Regions corresponding to domain 0 and the PTC are often unstructured

Further examination of the interdomain regions also revealed that two of them appear quite variable in the region between the bY and boot (nt 3735–3899) (Figure 4G), and the region between the boot and sc domains (Figure 4I). In both of these regions, the morphology ranged from relatively unstructured (Figure 4Gi-ii and Ii-ii), to having a single small structure (Figure 4Giii–vi and 4Iiii–v), or to having a single larger structure in the case of the bY→boot region (Figure 4Gvii–viii), or multiple small structures in the case of the boot→sc regions (Figure 4Ivi–viii). Interestingly, both of these regions also have the lowest GC content of any of the other regions (53.3% for bY→boot and 47.9% for boot→sc) (Table 3) and are widely considered to have evolved very early in the course of ribosomal evolution (12). According to secondary structural models, the bulk of the nucleotides in the bY→boot region (nt 3735–3899) should contribute to the formation of domain 0 (Supplementary Figure S1 and Figure 3), so the observation that this region lacks well-defined, conserved structures is perhaps unsurprising since this region should later associate to form long range contacts with regions of the molecule located between the sY and bc structures to form the final tertiary structure. Predicted nucleotides for the boot→sc region (nt 4291–4597) should form the bulk of the PTC (Figure 3). It is interesting that regions containing the expansion segments have very well-defined conserved structures in our images, yet some of the most functionally relevant structures of the ribosome do not readily form in these conditions.
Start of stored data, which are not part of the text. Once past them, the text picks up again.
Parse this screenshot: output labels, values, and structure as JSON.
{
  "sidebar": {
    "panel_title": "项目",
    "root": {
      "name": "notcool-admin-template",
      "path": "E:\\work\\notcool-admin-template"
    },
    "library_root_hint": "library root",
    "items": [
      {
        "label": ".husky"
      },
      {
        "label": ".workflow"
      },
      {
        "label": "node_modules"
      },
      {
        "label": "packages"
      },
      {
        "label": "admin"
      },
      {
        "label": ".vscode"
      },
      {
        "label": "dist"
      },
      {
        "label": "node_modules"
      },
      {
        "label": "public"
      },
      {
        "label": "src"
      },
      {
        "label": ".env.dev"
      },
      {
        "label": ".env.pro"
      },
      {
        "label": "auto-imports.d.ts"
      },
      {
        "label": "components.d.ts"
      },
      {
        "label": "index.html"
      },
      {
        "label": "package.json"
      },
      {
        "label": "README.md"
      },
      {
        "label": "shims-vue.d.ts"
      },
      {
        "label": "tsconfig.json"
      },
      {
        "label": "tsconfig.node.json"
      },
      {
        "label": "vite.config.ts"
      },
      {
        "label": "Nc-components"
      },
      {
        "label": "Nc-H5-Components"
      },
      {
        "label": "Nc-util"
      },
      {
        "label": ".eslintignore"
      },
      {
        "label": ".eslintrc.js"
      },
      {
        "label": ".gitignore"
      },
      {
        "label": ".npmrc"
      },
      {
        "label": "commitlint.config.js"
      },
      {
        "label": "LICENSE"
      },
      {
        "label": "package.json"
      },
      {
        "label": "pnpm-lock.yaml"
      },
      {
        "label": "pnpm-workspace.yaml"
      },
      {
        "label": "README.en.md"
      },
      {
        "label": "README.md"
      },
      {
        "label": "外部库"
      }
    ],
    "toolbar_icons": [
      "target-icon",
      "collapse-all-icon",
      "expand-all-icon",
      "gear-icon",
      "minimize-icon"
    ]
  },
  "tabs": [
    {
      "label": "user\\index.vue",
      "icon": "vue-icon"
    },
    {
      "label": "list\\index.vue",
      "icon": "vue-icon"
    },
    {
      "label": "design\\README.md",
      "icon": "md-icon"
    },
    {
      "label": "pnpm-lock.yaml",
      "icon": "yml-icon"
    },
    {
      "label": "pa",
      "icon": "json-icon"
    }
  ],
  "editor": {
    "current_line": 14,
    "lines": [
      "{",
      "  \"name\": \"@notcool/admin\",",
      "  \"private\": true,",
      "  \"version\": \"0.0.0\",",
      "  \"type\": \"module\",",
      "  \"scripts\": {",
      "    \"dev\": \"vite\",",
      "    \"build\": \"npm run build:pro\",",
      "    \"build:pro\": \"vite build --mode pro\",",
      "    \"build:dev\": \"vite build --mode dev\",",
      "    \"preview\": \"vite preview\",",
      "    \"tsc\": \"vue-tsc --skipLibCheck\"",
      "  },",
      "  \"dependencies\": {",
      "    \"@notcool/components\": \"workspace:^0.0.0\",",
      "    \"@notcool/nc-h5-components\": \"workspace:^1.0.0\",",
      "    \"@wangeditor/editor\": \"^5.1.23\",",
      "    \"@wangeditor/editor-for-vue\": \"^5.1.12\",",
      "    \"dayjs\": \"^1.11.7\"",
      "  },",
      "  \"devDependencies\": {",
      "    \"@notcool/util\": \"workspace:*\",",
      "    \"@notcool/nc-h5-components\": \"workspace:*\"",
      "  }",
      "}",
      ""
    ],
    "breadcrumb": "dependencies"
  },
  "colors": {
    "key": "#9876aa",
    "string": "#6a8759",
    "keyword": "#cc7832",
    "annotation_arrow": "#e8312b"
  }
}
Molecular compaction is caused by association of specific domains

As mentioned earlier, the distribution of length values in Figure 1C suggests that the molecules in these images have varying degrees of molecular compaction. Following the identification and morphological characterization of the individual domain structures, the conformational changes leading to this compaction could be further investigated. The main reason for the shortened morphology of some of the molecules appeared to be a higher order structure extending away from the main chain formed by an association of the bc structure with the four flanking smaller domains from the sY→bc and bc→bY regions (Figure 5A). This structure can be observed between the sY and bY structures, which are brought into noticeably closer proximity by the formation of this higher order structure. Molecules with this higher-order structure in Figure 5A had main chain lengths of 220, 223 and 228 nm, which are notably some of the shortest molecules in the dataset (Figure 1C, main chain). It is interesting to speculate that these structures could represent the partial formation of domain 0 (Supplementary Figure S1). All three molecules in Figure 5A have a noticeable loop structure, which may demonstrate the formation of long-range contacts between regions of the RNA molecule. Additional interdomain interactions were also observed between the bY-boot (Figure 5B) and the boot-sc (Figure 5C) structures, in contrast to the observation of the regions of variable structure which usually separate these domains (Figure 4G and I). Interestingly, the two molecules that exhibited the boot-sc structure also displayed the higher order bc structure (Figure 5A). The structure formed by association between the bY-boot structures had a morphology where the base of each domain appeared associated so as to orient the two domains perpendicularly to one another, with another small structure extending opposite from the boot (Figure 5B, yellow arrows). The two molecules that exhibited the bY-boot morphology had main chain lengths of 290 and 291 nm, which are moderately shortened compared to the other molecules in the data set (Figure 1C, main chain).

DISCUSSION

In a previous study, we reported on sample preparation procedures for observing secondary and tertiary structures of a variety of long single-stranded RNA molecules (>1 kb) by varying the Mg2+ concentration of the buffer (6,7). In this study, we demonstrated a high-throughput analytical technique to extract information about the secondary structural domains of the partially unfolded molecules in low salt buffer. This method enables the identification of domains located along the trajectory of the molecule and the estimation of nucleotides contained in each domain based on their relative volume. Furthermore, as proof-of-concept, we applied this technique to the 5 kb human 28S rRNA, the largest ssRNA molecule with well-documented 3D structures (10–12). This analysis showed that many of the secondary structural domains that have previously been reported for this molecule remain intact in these molecules despite the removal of proteins and Mg2+ ions. Thus, since it is often difficult to obtain 3D structures for single-stranded RNA molecules of this size, our methods provide a viable alternative for high-throughput screening of structural domains present in a variety of biologically important RNA molecules.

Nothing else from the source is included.